Latina – Stagione di danza al “D’Annunzio”, la minoranza non ci sta

A sollevare la questione è stata la consigliera del Partito democratico Daniela Fiore, poi sostenuta da tutte le forze di opposizione

La commissione Trasparenza ha acceso un faro sulle modalità con cui sono state selezionate le scuole di danza amatoriali inserite nel cartellone della nuova stagione del Teatro D’Annunzio. A sollevare la questione, dopo la presentazione ufficiale della stagione lo scorso 18 luglio, è stata la consigliera del Partito democratico Daniela Fiore, poi sostenuta da tutte le forze di opposizione. Il punto critico è chiaro: su 17 scuole di danza presenti sul territorio comunale, solo 5 sono state coinvolte nella programmazione, senza che ci sia stato un bando, una manifestazione di interesse o alcun criterio di selezione trasparente. Un’esclusione che solleva più di un dubbio su correttezza, accesso e imparzialità. «Non si mettono in discussione la qualità e l’impegno delle realtà coinvolte, soprattutto quelle che lavorano con bambini e ragazzi. Ma il Comune ha il dovere di mettere tutte le realtà locali nelle condizioni di partecipare» spiegano i consiglieri di Lbc, Pd, M5S e Per Latina 2032. «Senza un avviso pubblico, senza regole note e uguali per tutti, si opera in modo arbitrario, premiando alcuni e penalizzando altri. La trasparenza è venuta meno».

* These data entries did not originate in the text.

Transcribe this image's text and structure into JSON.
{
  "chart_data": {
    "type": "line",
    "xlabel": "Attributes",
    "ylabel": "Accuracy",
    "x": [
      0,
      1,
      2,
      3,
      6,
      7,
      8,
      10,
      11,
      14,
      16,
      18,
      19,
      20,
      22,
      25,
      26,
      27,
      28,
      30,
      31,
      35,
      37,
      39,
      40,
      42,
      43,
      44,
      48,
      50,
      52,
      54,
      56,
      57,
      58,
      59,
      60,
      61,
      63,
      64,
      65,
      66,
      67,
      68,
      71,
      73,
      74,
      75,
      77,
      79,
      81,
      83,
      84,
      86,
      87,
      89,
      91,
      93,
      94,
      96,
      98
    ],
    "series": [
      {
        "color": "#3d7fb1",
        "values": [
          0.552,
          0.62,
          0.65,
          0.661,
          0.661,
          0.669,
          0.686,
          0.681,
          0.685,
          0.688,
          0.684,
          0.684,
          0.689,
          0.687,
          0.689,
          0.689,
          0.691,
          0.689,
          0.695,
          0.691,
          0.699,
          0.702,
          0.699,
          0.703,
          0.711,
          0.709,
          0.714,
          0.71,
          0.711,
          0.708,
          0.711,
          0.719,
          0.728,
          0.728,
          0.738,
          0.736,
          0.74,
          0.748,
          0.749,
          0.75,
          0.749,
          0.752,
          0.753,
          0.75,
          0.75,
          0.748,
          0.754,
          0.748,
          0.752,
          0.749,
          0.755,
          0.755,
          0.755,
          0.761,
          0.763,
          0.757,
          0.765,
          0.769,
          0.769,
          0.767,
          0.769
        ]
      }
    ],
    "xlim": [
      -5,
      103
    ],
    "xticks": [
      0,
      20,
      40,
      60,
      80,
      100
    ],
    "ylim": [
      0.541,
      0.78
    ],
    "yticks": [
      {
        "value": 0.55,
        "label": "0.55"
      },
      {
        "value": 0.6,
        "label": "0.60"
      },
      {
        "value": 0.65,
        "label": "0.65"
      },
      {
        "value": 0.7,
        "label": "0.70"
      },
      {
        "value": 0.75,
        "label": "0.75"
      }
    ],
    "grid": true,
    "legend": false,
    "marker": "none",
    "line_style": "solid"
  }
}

Durante la commissione è emerso che i documenti richiesti non erano stati trasmessi in tempo utile per via di un disguido: gli atti sono stati comunque consegnati nel corso della seduta, resta mancante la documentazione prodotta in fase di progettazione. I criteri, a detta degli uffici, sono definiti dll’ATCL, a cui è affidata la direzione artistica. «Un errore politico» proseguono i consiglieri di opposizione. «Le scuole sono state selezionate in seguito a un incontro avvenuto solo pochi giorni fa, che sarebbe dovuto avvenire prima, non a selezione già avvenuta e solo dopo che la questione è stata sollevata pubblicamente. In vista dell’inizio dell’anno accademico a settembre, chi è nel cartellone avrà un vantaggio competitivo evidente, sia in termini economici che promozionali». Le opposizioni riconoscono la varietà della proposta culturale rispetto agli anni precedenti, ma denunciano l’assenza di una guida politica. «È evidente che la mancanza di un assessore alla Cultura pesa. La Sindaca ha tenuto per sé la delega, ma non riesce a esercitarla: è una questione di carico amministrativo e di indirizzo politico. La gestione è lasciata agli uffici e all’ATCL, ma né i funzionari, per quanto competenti, né enti esterni possono sostituire una visione politica. Serve un interlocutore dedicato che sappia ascoltare il territorio e guidare le scelte».

Un altro punto critico riguarda il rapporto con le realtà locali: non tutte sono state messe in concorrenza in modo equo e pubblico. Eppure, è proprio questa la direzione da prendere se si vuole far crescere il tessuto culturale della città. «Latina ha bisogno di strumenti di selezione chiari e condivisi» continuano i consiglieri. «Solo così si può migliorare l’offerta culturale e dare pari dignità a tutte le compagnie locali, non solo quelle di danza. Il cartellone del D’Annunzio dovrebbe sempre riservare una parte alle realtà cittadine, ma attraverso una procedura trasparente. Per le prossime stagioni ci auguriamo che non si ripetano gli stessi errori e che si adottino percorsi improntati a trasparenza, equità e pari opportunità per tutte le realtà del territorio». La visione culturale, aggiungono le opposizioni, non può limitarsi al circuito amatoriale. È fondamentale affiancare anche un investimento serio in cultura professionale, coinvolgendo compagnie di livello nazionale. «Latina si prepara a celebrare il centenario della sua fondazione e ambisce a candidarsi a Capitale italiana della Cultura. Ma resta fuori dai circuiti nazionali, anche per via della scelta, grave, di non avere un assessorato alla Cultura. La città merita molto di più, e lo merita adesso».